AKAV is also known to occur in China but the distribution, prevalence of infection and impacts on the cattle industry are poorly understood. The periodic and seasonal occurrence of AKAV infections in Japan, Taiwan and Korea suggests that China may play an important role epidemiologically in East Asia but virus distribution and epidemiology have been rarely reported. AKAV was first isolated in China in 1998 from mosquitos collected during a disease outbreak in Shanghai (Qiping and Longtao, 2000). This followed local reports in previous years of Akabane disease outbreaks in Shanghai, Guangdong, Henan, Shandong and Yunnan. A serological survey conducted in cattle and sheep in Xinjiang Province in north-west China in 2010 indicated a seroprevalence of 19% (Jun et al., 2012). A second virus isolation from mosquitoes in Yunnan Province has also been reported (Feng et al., 2015). However, no detailed data about the epidemiology of AKAV in China have been available for these past 20 years.

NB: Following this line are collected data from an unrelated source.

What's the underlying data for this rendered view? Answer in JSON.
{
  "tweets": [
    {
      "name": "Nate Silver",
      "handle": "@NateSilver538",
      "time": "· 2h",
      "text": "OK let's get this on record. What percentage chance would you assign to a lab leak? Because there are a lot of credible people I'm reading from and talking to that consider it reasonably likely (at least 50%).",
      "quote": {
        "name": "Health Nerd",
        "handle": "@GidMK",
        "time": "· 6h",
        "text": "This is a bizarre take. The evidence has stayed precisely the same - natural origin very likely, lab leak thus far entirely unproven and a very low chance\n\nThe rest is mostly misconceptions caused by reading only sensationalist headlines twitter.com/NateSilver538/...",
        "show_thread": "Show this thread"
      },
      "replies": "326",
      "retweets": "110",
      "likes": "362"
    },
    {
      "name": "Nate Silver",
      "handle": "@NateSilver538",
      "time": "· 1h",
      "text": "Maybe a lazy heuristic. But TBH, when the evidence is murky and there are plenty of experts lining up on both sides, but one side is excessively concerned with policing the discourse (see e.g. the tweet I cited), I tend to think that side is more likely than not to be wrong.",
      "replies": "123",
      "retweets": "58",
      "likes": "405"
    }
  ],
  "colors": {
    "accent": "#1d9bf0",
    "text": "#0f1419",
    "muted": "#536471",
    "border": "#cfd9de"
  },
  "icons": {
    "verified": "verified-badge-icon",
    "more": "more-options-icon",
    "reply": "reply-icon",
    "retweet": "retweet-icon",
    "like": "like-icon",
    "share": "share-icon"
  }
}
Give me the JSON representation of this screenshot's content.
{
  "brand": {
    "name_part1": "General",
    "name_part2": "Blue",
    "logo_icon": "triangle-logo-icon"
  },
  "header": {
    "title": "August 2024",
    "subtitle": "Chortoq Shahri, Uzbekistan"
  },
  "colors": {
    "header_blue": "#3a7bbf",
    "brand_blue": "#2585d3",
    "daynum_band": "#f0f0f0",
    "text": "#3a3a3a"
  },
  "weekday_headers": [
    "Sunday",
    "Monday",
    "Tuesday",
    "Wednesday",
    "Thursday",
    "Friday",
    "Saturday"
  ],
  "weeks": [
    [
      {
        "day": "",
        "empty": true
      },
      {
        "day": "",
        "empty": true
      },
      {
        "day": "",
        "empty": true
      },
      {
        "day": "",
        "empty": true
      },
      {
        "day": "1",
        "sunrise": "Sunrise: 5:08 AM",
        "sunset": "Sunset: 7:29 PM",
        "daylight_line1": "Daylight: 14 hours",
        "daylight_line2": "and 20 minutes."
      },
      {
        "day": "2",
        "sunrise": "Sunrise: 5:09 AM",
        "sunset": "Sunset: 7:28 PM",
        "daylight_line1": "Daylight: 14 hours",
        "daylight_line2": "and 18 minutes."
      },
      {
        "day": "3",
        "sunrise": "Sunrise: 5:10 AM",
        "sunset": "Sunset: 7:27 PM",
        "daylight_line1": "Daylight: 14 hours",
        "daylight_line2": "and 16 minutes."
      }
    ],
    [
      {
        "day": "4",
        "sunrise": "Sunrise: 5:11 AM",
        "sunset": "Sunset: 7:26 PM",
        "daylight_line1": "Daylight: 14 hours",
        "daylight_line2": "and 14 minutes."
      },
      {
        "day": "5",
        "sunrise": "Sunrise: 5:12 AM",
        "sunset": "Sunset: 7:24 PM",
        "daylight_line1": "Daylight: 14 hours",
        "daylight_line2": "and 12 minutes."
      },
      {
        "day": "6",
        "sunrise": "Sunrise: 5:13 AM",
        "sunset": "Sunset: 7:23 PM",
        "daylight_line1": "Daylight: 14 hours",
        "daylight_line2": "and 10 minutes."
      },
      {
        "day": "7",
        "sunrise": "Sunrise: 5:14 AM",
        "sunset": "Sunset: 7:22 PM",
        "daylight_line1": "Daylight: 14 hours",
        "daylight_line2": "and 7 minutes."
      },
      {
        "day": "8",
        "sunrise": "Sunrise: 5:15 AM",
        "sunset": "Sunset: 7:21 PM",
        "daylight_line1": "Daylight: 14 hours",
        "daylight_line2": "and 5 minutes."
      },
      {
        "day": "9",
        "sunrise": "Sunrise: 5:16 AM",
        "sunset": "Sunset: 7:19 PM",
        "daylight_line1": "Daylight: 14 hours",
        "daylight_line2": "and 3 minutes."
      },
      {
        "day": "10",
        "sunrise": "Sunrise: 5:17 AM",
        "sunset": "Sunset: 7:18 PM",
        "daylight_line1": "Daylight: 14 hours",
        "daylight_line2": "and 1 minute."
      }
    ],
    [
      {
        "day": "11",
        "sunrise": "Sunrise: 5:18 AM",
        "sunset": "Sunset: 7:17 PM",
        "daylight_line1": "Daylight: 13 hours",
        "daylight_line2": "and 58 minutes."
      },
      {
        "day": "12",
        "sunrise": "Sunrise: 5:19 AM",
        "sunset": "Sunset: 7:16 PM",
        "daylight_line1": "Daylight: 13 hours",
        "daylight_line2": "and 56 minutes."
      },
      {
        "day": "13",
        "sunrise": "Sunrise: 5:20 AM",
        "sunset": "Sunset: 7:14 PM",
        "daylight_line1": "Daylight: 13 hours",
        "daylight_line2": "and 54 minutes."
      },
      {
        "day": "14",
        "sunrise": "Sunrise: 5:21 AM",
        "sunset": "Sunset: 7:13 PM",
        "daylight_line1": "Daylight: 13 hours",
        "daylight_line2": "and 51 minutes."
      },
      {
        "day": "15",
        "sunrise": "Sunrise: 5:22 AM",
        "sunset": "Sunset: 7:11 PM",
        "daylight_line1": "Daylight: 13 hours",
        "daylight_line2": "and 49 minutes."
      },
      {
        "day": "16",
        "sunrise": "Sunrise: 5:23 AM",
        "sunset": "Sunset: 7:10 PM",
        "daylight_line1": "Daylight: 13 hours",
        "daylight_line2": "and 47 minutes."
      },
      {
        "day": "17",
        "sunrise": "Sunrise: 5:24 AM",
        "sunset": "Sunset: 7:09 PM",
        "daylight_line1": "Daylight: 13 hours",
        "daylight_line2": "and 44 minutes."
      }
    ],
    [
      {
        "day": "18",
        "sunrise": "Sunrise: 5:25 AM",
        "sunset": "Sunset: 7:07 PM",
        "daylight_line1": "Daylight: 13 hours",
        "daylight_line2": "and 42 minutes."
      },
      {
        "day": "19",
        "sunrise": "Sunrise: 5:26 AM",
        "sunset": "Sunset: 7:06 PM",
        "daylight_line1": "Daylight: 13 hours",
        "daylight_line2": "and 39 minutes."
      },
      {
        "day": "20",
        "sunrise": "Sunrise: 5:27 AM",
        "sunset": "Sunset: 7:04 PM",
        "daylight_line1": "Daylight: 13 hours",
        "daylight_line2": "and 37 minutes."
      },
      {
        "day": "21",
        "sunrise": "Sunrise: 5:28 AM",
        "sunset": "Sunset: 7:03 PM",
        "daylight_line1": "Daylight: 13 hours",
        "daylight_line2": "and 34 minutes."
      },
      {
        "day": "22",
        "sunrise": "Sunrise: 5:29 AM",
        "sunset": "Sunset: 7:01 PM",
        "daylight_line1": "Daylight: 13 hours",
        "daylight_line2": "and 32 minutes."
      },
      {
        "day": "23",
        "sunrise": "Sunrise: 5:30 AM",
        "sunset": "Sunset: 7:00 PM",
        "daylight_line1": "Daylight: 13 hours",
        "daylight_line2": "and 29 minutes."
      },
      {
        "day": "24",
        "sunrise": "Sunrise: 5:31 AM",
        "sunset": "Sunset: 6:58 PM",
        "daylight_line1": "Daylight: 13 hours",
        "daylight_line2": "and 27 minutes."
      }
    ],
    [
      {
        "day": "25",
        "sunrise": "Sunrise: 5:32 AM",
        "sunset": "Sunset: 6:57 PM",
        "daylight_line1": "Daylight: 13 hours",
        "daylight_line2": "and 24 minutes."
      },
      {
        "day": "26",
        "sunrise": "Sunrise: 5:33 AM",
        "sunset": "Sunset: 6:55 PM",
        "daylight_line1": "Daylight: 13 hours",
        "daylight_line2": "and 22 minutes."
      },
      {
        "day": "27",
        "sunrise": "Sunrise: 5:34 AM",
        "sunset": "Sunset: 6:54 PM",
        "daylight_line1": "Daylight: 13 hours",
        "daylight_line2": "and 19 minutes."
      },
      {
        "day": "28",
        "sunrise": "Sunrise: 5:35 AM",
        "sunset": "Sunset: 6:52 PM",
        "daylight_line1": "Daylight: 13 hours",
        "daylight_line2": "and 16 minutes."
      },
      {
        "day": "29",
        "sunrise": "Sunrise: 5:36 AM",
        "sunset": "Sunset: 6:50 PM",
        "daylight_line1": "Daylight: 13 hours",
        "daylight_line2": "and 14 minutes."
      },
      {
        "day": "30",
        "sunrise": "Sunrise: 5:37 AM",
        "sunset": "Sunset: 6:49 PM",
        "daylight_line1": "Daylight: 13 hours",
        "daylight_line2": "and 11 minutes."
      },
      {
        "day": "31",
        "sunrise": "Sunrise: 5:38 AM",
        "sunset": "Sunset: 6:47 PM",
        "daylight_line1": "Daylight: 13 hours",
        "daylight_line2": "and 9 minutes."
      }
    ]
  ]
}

In this study, we have surveyed for AKAV neutralising antibodies in sera collected from cattle, yak, sheep and goats across 24 provinces of China during the period August 2006 to September 2015. We also determined the specificity of virus neutralisation among eight Simbu serogroup or closely related orthobunyaviruses previously reported in the Eastern Hemisphere and screened a selection of Chinese cattle sera for evidence of neutralising antibodies to each of the viruses.